Right now commitment creation for raw record (with parameters from v2.3 spec) is slow takes ~200ms on my machine: Slow comitment to polynomial with blst_from_scratch · Issue #202 · sifraitech/rust-kzg · GitHub
It is not as bad during normal usage, but there are cases like during development, initial node startup and node sync it’ll occupy a significant amount of time.
Specifically, it takes ~25 seconds to commit to 128 pieces, which I can try to work around with parallelism, but it is still an expensive operation even though we’re not doing witness creation for those large polynomials.
Is there something we can do beyond parallelism to accelerate it?
First, I could explore other functions they have in rust-kzg
that may be faster. Hopefully, doing a linear combination with a trusted setup directly with lower-level primitives than commit-to-poly
can help.
Second, if create-polynomial
takes a significant time, we can explore treating trusted setup in Lagrange form (like ETH) vs the coefficient form we use currently.
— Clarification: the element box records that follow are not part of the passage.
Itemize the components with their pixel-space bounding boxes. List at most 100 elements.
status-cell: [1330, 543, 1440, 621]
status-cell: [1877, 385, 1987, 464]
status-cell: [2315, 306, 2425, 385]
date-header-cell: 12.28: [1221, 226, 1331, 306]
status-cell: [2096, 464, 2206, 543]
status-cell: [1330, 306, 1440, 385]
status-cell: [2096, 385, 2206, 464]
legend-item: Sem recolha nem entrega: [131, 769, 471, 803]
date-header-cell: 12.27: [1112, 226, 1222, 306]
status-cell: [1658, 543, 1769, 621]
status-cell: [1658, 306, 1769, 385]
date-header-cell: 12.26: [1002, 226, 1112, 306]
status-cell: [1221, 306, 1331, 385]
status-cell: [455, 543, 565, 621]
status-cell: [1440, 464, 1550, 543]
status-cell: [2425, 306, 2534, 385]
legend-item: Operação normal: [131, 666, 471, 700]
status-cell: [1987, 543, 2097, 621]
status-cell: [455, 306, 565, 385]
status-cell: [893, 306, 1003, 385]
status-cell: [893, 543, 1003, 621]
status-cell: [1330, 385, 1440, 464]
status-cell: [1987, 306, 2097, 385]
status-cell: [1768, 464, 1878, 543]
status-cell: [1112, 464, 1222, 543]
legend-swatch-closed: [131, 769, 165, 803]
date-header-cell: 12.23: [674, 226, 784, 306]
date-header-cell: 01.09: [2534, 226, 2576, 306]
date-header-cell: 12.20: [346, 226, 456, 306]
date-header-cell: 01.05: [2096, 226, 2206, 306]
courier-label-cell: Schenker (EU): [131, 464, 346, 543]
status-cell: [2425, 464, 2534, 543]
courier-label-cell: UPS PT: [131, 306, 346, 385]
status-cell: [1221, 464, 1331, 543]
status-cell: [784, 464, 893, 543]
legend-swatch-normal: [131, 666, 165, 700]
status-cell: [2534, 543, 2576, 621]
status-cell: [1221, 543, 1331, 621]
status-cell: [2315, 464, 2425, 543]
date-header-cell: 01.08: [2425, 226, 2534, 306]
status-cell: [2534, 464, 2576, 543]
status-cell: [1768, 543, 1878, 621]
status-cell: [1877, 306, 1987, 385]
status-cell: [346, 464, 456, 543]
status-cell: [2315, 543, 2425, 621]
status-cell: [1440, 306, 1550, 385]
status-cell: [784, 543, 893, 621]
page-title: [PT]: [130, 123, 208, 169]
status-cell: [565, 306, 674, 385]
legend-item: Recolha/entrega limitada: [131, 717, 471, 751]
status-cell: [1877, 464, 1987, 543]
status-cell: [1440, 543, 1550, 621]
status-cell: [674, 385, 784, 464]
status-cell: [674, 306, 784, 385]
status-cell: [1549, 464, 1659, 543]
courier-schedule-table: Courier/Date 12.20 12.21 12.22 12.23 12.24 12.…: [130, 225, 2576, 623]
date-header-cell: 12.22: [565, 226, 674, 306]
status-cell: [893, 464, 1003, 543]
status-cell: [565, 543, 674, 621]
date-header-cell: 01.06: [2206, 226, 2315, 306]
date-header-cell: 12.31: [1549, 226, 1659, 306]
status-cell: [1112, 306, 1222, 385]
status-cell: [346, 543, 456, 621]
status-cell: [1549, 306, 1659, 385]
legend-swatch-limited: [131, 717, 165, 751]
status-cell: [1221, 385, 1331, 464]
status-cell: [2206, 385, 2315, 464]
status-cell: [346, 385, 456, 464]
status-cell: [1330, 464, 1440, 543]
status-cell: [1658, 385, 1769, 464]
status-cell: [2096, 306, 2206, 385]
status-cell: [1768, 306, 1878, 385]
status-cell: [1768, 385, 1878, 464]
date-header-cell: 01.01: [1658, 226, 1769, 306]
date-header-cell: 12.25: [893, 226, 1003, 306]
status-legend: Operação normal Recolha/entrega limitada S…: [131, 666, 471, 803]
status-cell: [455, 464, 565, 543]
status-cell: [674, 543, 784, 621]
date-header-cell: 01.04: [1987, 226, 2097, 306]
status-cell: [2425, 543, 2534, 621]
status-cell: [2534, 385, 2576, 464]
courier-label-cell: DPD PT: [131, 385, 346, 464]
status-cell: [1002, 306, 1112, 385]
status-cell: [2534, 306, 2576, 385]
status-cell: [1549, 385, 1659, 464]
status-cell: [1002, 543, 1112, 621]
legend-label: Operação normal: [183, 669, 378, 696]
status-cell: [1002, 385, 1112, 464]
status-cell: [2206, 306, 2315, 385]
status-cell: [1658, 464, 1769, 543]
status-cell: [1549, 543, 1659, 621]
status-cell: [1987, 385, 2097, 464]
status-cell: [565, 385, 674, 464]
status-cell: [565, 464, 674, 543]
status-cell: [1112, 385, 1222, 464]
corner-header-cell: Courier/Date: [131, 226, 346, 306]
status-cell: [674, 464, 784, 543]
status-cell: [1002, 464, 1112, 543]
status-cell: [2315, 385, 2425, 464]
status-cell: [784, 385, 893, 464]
That, however would require some modifications to proof computation functions either upstream or a fork.
So I have tried the rust-kzg
devs suggestion of porting Variable Base Multiscalar Multiplication to blst-from-scratch
(by copy-pasting and changing types to blst types, forgive me):
- With the feature
parallel
enabled on a 2^15 poly, MSM is better:
create-polynomial time: [1.6686 ms 1.6810 ms 1.7017 ms]
commit time: [82.195 ms 83.207 ms 84.294 ms]
create-witness time: [137.34 ms 137.64 ms 137.90 ms]
- Without parallelism, MSM turned out to be three times worse than our
main
:
create-polynomial time: [4.8556 ms 4.8603 ms 4.8655 ms]
commit time: [616.63 ms 616.88 ms 617.17 ms]
create-witness time: [632.05 ms 633.69 ms 635.44 ms]
- Enabling ‘parallel’ for
blst-from-scratch
does not affect main
commitment performance because the g1_linear_combination
function rust-kzg
uses to commit has no cfg
for parallel.
How critical do you consider this issue to be? How much time should we spend right now improving commitment performance, or can we move forward with what we have?
I’m already parallelizing commitments creation in Improve archiver performance by nazar-pc · Pull Request #1323 · subspace/subspace · GitHub (still needs some fixes apparently, but should be merged soon) and there is some more potential for it still.
Parallelism would help us in some cases, but more generally we’d ideally have a cheaper algorithm in general. We don’t expect people run 128-thread machines to benefit massively from threading, it should become faster in single-threaded mode if possible.
I’m not sure it is a blocker yet, but when we start getting bigger blocks it will become a bigger issue and it will certainly impact sync time significantly. So not a blocker, but certainly very important consideration.
Variable base MSM is slower in a single thread. Another avenue to explore from a purely mathematical perspective is that we always multiply with the same set of points (aka trusted setup) and random sets of scalars, not random points to random scalars as in the general case. Maybe there is a way to precompute some operations (for instance this paper). Let’s come back to this when the time comes.